Parce que les personnages manquent foncièrement de cristallisation, ils sont transparents, vides, sans épaisseur et sans colonne vertébrale. Que sait-on de leur passé ? Rien ou peu de chose. De leur présent ? Fichtre rien (sauf pour Diane). Et le futur ? Attendons le tome 2 pour cela. Cette absence abyssale de verticalité, explique qu'aucun sentiment d'empathie n'agit, on se sent en-dehors du propos, exclu.

Parce que les nombreux dialogues, sont trop souvent insipides, exception faite de ceux avec ses beau-parents.

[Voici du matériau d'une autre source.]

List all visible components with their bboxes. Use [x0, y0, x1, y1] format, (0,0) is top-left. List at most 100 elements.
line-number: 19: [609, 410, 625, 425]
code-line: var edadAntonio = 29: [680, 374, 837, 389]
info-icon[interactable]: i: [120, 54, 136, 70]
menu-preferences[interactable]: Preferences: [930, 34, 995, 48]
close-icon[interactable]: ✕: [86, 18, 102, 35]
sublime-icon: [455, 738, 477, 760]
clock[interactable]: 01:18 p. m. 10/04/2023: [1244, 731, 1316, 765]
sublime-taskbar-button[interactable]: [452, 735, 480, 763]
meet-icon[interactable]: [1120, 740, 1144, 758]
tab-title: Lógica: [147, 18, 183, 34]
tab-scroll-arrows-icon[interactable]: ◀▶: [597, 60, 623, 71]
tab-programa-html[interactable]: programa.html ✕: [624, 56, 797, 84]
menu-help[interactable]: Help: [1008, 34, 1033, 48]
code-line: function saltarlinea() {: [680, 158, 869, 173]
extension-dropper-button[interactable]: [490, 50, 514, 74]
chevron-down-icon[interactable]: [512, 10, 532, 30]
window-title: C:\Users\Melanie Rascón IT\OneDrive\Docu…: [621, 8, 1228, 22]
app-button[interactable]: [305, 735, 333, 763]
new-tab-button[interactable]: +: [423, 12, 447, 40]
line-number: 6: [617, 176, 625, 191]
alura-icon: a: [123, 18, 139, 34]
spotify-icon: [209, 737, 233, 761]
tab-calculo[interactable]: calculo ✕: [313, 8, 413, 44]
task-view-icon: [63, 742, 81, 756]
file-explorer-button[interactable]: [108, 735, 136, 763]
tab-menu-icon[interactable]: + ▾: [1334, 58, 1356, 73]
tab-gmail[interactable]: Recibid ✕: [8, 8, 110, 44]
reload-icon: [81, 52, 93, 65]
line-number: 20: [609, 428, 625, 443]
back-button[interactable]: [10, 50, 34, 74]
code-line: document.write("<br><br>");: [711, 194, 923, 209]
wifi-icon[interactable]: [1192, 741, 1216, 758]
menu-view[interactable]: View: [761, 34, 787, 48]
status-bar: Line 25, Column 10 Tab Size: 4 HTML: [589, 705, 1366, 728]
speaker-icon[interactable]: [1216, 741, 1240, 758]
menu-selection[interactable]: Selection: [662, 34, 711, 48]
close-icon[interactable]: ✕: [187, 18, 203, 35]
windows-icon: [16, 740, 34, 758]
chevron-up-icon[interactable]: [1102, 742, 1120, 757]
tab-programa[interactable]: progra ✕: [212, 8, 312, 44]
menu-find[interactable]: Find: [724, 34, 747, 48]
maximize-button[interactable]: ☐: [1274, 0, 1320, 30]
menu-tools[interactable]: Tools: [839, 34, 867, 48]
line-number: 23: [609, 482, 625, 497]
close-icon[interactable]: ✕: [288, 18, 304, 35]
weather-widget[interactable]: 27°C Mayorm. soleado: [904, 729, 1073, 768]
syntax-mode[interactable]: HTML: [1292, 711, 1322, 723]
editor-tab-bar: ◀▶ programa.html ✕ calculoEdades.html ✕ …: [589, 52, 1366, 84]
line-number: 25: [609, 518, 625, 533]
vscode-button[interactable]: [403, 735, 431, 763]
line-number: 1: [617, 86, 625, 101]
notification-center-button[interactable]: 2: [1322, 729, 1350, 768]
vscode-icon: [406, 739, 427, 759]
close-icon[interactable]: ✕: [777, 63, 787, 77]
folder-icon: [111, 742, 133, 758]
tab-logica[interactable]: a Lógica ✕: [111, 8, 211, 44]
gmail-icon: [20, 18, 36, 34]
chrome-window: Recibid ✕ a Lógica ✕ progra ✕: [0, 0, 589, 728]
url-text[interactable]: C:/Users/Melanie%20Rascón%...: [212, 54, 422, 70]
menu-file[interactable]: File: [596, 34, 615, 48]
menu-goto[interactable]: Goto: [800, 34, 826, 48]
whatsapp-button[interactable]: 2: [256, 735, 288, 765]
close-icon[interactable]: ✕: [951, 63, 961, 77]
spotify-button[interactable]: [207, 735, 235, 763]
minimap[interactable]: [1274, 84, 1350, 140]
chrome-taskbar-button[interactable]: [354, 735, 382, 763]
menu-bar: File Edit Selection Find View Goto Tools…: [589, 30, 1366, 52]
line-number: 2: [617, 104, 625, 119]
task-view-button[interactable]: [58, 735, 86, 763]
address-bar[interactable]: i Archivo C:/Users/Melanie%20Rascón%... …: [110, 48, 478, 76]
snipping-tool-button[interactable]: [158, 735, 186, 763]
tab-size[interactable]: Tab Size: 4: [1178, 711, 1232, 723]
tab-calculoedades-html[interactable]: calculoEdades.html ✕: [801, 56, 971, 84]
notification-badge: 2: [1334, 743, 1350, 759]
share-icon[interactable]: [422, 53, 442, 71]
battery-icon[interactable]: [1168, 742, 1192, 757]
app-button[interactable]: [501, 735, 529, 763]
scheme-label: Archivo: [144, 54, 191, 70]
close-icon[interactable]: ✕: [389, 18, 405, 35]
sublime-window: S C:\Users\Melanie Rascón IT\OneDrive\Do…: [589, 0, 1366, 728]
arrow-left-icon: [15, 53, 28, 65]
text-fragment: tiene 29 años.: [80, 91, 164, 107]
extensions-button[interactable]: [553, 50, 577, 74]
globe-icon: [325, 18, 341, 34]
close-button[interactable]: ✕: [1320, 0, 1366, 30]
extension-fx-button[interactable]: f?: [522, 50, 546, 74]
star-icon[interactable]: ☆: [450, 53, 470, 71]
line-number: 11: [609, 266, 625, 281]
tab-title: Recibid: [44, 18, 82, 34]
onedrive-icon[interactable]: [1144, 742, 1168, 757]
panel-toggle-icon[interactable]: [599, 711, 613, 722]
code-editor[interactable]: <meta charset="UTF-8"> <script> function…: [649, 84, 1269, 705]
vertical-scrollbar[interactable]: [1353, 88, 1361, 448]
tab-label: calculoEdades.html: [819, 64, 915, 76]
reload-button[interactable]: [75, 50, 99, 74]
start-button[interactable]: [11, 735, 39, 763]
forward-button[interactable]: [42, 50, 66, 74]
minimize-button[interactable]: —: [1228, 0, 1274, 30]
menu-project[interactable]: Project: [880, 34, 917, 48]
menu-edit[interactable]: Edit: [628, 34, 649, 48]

Parce que Diane travaille dans le milieu des livres, qu'elle en emporte plein dans son exil irlandais, on suppute que c'est pour les lire, à moins que...! Mais jamais aucun livre n'est cité, même de loin, de façon subliminale ou anonymement. Attristant ! Un comble : même le titre du roman présent : Les gens heureux lisent et boivent du café, fait référence à une très grande oeuvre, mais non rien le néant, comme si Agnès Martin-Lugand avait peur d’effrayer son public en évoquant une oeuvre qu'il ne connait pas. Affligeant !

Parce que cette Irlande, où l'histoire est censée se passer, doit rentrer en résonance avec le lecteur : il doit la sentir, la toucher, la respirer, la goûter, la voir comme un personnage à par entière, avec son côté sauvage, unique et essentiel. Au lieu de cela, l'Irlande d'Agnès Martin-Lugand se limite à un sol sans âme, à un bord de mer sableux et rocheux, mouillé plusieurs fois par jour au rythme d'une météo capricieuse. C'est tout, désespérément tout, sidérément tout ! Dommage pour un pays si mythique, entouré par cette mer infatigable, qui vient inlassablement se battre comme une forcenée contre ses parois de granit noir, et dont les paysages rivalisent de poésie bucolique. 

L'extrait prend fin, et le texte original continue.